16. The system of claim 15 where the control unit is configured to provide a control signal
for controlling the frequency dependent gain of the pre-processing unit, the control
signal depending on the quality of the estimation.
17. A method for reducing, at a listening position, the power of a noise signal being
radiated from a noise source to the listening position, the method comprising:
adaptive filtering a reference signal representing the noise signal and providing
as filter output signal a compensation signal;
providing a measurement signal;
radiating the compensation signal and the measurement signal to the listening position
via at least one acoustic actuator;
receiving a first signal that is a superposition of the radiated compensation signal,
the radiated measurement signal, and the noise signal at the listening position;
estimating a transfer characteristic of a secondary path system responsive to the
measurement signal and the first signal,
whereby the secondary path is characterised by a secondary path system which represents the signal transmission path from an output
of the adaptive filter to an output of at least one microphone.

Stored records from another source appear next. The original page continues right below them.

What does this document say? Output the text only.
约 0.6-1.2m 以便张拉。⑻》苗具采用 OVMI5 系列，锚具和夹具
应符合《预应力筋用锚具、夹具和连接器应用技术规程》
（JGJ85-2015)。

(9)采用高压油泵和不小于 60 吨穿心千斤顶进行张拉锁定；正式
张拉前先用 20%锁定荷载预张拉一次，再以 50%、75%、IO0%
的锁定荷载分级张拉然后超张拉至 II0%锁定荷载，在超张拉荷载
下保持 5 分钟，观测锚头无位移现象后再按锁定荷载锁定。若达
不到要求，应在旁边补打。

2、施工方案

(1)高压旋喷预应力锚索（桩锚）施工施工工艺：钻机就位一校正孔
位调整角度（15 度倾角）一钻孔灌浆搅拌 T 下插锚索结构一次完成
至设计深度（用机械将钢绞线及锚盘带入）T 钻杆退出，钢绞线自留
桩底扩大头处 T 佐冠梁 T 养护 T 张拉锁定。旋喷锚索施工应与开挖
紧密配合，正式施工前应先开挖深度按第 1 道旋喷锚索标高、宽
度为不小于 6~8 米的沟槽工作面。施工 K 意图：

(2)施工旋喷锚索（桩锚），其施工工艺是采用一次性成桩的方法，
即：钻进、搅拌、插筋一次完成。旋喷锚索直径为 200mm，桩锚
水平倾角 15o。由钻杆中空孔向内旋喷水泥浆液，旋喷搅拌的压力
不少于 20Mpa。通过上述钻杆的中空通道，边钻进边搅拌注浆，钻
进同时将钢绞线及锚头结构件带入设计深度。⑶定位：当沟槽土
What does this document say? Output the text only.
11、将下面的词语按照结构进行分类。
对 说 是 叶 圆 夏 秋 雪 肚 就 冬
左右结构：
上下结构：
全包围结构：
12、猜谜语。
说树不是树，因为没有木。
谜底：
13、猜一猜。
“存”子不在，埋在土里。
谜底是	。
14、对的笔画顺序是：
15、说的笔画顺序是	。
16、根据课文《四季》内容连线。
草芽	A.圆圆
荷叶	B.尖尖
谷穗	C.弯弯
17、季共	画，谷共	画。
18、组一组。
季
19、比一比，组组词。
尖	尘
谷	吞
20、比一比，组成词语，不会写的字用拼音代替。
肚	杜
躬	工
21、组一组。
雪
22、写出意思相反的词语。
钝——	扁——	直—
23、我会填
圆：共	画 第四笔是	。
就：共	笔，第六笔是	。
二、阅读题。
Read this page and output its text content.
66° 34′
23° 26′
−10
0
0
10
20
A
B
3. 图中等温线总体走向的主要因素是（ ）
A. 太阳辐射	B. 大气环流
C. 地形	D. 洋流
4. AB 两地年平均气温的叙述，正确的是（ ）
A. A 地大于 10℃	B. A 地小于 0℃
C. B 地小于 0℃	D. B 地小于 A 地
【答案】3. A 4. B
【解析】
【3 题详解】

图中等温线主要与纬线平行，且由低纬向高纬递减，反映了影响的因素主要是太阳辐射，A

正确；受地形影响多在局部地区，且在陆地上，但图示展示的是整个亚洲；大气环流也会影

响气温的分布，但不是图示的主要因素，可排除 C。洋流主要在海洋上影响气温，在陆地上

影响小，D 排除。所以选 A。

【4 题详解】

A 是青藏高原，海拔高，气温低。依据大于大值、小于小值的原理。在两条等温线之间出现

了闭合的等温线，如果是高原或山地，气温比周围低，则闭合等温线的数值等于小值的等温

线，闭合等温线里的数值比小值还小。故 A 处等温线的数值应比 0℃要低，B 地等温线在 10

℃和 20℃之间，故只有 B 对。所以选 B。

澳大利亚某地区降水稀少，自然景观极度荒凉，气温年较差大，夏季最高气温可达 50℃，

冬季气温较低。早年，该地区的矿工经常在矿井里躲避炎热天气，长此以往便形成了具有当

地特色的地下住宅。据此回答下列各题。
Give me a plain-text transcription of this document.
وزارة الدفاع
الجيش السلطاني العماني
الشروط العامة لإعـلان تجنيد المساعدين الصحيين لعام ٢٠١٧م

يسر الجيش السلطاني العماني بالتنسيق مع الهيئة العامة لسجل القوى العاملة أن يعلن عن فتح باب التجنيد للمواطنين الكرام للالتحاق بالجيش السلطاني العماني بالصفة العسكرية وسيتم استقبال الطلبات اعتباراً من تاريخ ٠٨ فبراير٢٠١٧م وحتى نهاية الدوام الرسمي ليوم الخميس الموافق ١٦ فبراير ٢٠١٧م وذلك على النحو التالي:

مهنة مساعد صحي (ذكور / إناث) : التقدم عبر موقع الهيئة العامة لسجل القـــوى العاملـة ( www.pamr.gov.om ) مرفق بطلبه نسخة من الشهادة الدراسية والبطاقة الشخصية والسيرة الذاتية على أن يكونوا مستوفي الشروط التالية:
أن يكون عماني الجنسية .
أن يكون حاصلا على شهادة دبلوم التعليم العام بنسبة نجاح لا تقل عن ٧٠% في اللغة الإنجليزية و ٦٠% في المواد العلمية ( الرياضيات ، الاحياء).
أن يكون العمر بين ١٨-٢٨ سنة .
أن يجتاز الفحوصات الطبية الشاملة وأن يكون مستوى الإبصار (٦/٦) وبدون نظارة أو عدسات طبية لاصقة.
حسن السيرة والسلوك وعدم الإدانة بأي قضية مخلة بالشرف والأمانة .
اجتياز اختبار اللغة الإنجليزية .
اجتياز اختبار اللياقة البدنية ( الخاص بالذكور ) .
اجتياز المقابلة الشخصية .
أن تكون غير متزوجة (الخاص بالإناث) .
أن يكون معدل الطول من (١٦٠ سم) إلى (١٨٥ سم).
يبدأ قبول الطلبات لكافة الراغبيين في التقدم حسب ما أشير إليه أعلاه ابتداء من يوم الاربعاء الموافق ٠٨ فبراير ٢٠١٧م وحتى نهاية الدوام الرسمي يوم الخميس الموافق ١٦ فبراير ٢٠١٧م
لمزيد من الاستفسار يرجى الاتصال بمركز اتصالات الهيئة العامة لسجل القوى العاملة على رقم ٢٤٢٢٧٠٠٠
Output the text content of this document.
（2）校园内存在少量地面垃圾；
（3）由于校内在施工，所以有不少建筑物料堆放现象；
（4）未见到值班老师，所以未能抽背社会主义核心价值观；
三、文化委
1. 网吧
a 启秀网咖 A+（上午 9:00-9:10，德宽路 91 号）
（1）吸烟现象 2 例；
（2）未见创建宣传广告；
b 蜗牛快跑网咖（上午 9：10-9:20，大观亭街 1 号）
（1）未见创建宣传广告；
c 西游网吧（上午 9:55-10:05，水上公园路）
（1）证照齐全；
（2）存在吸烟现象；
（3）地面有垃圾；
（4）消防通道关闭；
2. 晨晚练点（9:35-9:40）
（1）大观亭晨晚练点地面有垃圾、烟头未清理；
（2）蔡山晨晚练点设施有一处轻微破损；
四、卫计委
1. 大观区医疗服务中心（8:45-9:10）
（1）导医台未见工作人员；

18. The method of claim 17 whereby the step of estimating the transfer characteristic
comprises:
at least partially eliminating in the first signal the signal component(s) being due
to the measurement signal thus providing an error signal.
19. The method of claim 17 or claim 18, whereby the step of estimating the transfer characteristic
further comprises:
adaptive filtering the measurement signal and providing, as an output, an estimation
of the measurement signal as received by the at least one microphone.
20. The method of one of the claims 17 to 18, whereby the step of estimating the transfer
characteristic further comprises:
subtracting the estimation of the measurement signal from the first signal thus at
least partially eliminating in the first signal the signal component being due to
the measurement signal and thus providing the error signal.